L’avvocato in pensione Stanlee Culbreath ha assistito, tra i primi, all’impatto dell’automobile con a bordo la Principessa contro quel pilastro del tunnel dell’Alma. Dichiara di aver mantenuto un religioso silenzio nel rispetto del lutto della famiglia, ma che oggi ha voluto rivelare alcuni dubbi e perplessità riguardo l’incidente cui ha assistito.

L’avvocato 69enne, dichiara che la sua perplessità fu la strana lentezza con cui i soccorsi sopraggiunsero sul luogo dell’incidente. Una lentezza inusuale data l’importanza politica delle vittime coinvolte.

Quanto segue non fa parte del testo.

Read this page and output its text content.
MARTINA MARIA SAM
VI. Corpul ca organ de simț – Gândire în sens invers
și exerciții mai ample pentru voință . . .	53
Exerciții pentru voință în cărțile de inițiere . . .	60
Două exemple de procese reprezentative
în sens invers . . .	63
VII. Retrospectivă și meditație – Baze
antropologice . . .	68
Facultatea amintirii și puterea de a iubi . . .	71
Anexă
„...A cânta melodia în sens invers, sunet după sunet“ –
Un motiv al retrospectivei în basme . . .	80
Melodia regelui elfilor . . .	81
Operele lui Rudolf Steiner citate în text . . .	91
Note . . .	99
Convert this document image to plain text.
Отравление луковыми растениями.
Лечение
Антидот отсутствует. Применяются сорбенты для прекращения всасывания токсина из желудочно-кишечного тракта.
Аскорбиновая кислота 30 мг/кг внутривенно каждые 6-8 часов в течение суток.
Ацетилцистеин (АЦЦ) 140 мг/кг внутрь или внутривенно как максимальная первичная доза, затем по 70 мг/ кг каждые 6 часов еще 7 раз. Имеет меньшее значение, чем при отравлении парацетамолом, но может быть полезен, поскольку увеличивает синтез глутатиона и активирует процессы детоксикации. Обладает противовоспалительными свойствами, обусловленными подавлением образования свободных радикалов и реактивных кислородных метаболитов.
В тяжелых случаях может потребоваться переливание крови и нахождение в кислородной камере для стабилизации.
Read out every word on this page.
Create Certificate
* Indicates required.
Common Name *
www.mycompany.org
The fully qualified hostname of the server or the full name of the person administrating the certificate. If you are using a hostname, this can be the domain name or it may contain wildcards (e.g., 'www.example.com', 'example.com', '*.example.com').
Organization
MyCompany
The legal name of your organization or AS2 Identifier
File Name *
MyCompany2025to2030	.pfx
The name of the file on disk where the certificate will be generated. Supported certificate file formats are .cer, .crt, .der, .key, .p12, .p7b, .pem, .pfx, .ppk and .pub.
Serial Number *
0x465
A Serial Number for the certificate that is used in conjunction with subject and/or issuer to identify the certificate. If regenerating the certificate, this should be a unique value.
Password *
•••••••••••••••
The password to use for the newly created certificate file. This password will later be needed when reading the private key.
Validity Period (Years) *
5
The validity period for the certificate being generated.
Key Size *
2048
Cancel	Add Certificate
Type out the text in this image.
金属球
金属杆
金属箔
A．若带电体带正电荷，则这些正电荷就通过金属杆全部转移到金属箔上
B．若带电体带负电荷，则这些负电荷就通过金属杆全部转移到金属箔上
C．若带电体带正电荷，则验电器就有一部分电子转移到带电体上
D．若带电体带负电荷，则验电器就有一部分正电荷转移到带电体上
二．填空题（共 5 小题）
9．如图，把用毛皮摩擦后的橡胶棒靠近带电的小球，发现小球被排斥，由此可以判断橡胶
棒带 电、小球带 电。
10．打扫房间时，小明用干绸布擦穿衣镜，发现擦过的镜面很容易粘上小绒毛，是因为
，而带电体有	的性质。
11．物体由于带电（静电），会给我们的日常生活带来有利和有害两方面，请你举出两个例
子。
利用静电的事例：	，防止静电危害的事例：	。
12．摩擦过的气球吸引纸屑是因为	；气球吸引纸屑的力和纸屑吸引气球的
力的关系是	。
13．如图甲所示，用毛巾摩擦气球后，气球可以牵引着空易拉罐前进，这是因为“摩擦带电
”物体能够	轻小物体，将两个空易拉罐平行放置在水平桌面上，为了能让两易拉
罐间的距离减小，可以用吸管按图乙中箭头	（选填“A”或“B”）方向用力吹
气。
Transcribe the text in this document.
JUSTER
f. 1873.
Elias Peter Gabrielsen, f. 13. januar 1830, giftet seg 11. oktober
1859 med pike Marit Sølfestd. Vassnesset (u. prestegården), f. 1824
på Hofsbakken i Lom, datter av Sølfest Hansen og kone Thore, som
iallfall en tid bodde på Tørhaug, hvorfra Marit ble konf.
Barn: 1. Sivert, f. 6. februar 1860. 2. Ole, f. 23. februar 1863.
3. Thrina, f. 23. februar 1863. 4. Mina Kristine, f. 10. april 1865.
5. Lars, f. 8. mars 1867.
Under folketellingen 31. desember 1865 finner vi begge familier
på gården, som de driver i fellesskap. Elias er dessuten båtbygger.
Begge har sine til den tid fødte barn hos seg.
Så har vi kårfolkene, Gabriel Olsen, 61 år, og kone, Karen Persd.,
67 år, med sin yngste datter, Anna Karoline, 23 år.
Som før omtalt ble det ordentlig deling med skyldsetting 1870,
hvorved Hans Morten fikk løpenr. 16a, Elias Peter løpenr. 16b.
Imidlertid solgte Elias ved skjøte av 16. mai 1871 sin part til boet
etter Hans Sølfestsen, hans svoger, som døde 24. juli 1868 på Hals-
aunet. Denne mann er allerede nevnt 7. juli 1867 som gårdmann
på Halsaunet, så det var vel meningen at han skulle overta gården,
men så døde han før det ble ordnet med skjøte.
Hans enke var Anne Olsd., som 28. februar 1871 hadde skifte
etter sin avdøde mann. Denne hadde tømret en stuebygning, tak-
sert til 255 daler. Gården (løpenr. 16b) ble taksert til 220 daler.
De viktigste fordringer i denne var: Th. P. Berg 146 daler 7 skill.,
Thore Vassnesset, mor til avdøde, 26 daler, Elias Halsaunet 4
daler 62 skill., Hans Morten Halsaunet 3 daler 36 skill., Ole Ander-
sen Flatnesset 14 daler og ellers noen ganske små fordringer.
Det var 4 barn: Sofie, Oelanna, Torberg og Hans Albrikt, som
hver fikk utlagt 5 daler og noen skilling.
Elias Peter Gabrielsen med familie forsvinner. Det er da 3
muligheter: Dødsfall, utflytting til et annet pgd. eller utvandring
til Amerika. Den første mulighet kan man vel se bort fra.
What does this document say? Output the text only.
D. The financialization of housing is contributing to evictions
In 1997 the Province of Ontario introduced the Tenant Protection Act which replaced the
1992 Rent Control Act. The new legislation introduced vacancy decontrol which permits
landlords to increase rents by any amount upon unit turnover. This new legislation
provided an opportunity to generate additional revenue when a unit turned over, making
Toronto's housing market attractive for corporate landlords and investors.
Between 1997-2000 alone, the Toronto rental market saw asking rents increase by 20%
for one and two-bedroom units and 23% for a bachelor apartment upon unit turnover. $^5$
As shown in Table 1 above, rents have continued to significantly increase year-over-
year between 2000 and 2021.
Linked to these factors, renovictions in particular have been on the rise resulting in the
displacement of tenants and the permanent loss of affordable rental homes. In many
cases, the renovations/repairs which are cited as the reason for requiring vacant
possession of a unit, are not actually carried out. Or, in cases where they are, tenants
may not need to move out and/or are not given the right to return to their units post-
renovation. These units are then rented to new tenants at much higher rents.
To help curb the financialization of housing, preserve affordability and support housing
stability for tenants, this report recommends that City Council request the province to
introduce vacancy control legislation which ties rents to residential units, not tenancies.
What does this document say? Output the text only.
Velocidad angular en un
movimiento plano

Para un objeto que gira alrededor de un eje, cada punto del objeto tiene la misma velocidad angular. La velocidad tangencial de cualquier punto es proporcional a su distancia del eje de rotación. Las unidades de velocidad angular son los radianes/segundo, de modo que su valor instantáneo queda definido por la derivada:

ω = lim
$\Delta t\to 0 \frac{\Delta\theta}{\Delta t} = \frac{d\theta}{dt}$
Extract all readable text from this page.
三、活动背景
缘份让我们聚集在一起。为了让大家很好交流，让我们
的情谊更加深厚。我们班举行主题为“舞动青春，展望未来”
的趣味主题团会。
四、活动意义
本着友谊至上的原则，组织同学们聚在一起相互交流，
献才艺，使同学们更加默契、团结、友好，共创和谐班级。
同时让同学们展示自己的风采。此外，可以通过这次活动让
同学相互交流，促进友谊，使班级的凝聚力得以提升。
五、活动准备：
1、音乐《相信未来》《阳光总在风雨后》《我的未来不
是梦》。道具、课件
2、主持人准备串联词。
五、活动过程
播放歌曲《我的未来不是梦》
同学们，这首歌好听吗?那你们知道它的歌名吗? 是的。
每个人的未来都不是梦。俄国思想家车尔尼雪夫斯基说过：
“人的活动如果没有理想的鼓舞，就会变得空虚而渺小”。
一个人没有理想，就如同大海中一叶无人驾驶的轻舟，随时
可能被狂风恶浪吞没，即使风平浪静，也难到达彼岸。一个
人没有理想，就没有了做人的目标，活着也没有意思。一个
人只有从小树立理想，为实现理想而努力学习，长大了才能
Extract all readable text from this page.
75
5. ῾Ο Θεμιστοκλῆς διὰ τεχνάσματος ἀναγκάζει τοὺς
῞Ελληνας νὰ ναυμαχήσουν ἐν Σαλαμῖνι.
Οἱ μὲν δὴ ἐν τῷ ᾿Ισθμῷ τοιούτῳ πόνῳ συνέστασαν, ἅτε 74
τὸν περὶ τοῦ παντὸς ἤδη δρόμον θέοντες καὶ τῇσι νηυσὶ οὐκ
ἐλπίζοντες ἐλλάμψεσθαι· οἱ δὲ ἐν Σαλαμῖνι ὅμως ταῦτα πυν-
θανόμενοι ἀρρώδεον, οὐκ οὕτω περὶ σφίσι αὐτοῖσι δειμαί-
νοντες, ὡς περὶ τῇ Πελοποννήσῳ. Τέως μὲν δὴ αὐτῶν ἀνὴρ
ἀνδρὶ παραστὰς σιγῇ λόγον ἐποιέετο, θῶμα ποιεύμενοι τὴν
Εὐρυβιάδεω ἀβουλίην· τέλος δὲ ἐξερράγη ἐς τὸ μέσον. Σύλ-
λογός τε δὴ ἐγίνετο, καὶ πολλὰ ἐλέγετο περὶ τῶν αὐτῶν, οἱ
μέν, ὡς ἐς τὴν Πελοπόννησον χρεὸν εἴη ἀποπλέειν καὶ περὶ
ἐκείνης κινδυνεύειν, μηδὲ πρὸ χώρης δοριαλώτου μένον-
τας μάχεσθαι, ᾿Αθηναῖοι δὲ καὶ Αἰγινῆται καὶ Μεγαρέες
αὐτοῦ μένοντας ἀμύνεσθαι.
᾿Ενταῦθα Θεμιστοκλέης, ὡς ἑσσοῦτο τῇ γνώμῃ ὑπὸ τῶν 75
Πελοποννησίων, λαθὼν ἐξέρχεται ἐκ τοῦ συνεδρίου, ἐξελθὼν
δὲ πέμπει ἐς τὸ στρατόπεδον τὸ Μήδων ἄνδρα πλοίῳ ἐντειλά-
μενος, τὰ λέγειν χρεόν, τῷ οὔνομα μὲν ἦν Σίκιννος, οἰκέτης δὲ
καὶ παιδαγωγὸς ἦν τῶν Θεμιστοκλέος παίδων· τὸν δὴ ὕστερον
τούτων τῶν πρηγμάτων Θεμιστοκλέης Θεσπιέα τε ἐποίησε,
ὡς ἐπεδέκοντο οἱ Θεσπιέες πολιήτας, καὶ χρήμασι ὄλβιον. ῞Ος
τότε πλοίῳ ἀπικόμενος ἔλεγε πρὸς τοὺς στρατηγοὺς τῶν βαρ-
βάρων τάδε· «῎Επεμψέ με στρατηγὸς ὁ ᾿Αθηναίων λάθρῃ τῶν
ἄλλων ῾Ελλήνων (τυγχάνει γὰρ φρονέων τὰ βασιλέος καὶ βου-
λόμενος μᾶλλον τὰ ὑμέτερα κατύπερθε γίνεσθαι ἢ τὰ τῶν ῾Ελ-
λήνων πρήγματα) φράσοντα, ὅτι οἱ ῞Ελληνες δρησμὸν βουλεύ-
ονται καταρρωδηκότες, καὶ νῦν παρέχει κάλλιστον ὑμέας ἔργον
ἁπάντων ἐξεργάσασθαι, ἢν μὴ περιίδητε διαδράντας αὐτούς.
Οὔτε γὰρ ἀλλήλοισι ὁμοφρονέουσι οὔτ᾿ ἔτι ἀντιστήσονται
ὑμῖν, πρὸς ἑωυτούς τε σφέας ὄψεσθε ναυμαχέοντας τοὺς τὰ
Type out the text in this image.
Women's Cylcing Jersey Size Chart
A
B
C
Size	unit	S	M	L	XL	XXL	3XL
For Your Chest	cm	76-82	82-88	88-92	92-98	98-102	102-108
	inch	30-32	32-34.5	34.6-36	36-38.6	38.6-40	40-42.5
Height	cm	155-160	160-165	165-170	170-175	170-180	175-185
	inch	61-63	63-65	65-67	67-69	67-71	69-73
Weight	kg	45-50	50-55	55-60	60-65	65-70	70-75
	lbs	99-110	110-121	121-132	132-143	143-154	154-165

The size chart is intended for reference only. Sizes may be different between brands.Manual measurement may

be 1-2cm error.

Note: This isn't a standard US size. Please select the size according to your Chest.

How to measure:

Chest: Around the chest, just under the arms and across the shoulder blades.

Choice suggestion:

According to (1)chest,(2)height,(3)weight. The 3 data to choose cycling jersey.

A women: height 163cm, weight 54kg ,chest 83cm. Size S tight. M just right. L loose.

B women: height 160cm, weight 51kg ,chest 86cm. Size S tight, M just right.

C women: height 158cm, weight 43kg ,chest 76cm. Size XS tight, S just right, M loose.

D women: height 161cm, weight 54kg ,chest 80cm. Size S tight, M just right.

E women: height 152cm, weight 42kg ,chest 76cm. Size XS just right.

Culbreath, di Columbus, Ohio, era a Parigi il 31 agosto 1997, per una vacanza con i suoi amici Clarence Williams e Michael Walker. Dopo aver percorso un giro turistico della Torre Effeil, decisero di tornare in albergo in taxi. Entrarono nel tunnel di Pont de l’Alma e si trovarono di fronte la macchina della principessa già impattata e fumante.

Il taxi si fermò. Volevano conoscere la situazione e se fosse possibile prestare soccorso. Sul luogo trovarono lo sportello anteriore aperto. La guardia del corpo teneva un fazzoletto premuto sul suo viso. Dodi al-Fayed era già senza vita.

La Principessa era viva e probabilmente agonizzante sul sedile posteriore dell’auto.
Sopraggiunse un poliziotto che intimò le persone di non avvicinarsi e di attendere i soccorsi i quali erano stati avvertiti. Trascorsero svariati minuti. Quasi mezz’ora senza vedere l’ombra di un’ambulanza. Senza il suono di una sirena nelle vicinanze.

L’avvocato pensò che i soccorsi francesi erano troppo lenti e avrebbe preferito non avere mai un incidente in quel luogo.

Perché trascorse tutto quel tempo all’arrivo dei soccorsi?

Era tutto come se già si sapesse, che le povere vittime fossero ormai spacciate. Una situazione surreale. Perchè non hanno aperto lo sportello dove stava Diana

“Non era morta, stava parlando.”

Queste le dichiarazioni di un testimone oculare degli avvenimenti di quella notte, il quale ha scelto di parlare ora e di non farlo all’epoca perché spaventato dalle ripercussioni che tali rivelazioni avrebbero potuto avere sulla famiglia Reale, soprattutto sui figli di Diana,i principi William e Harry all’epoca quasi coetanei della propria prole.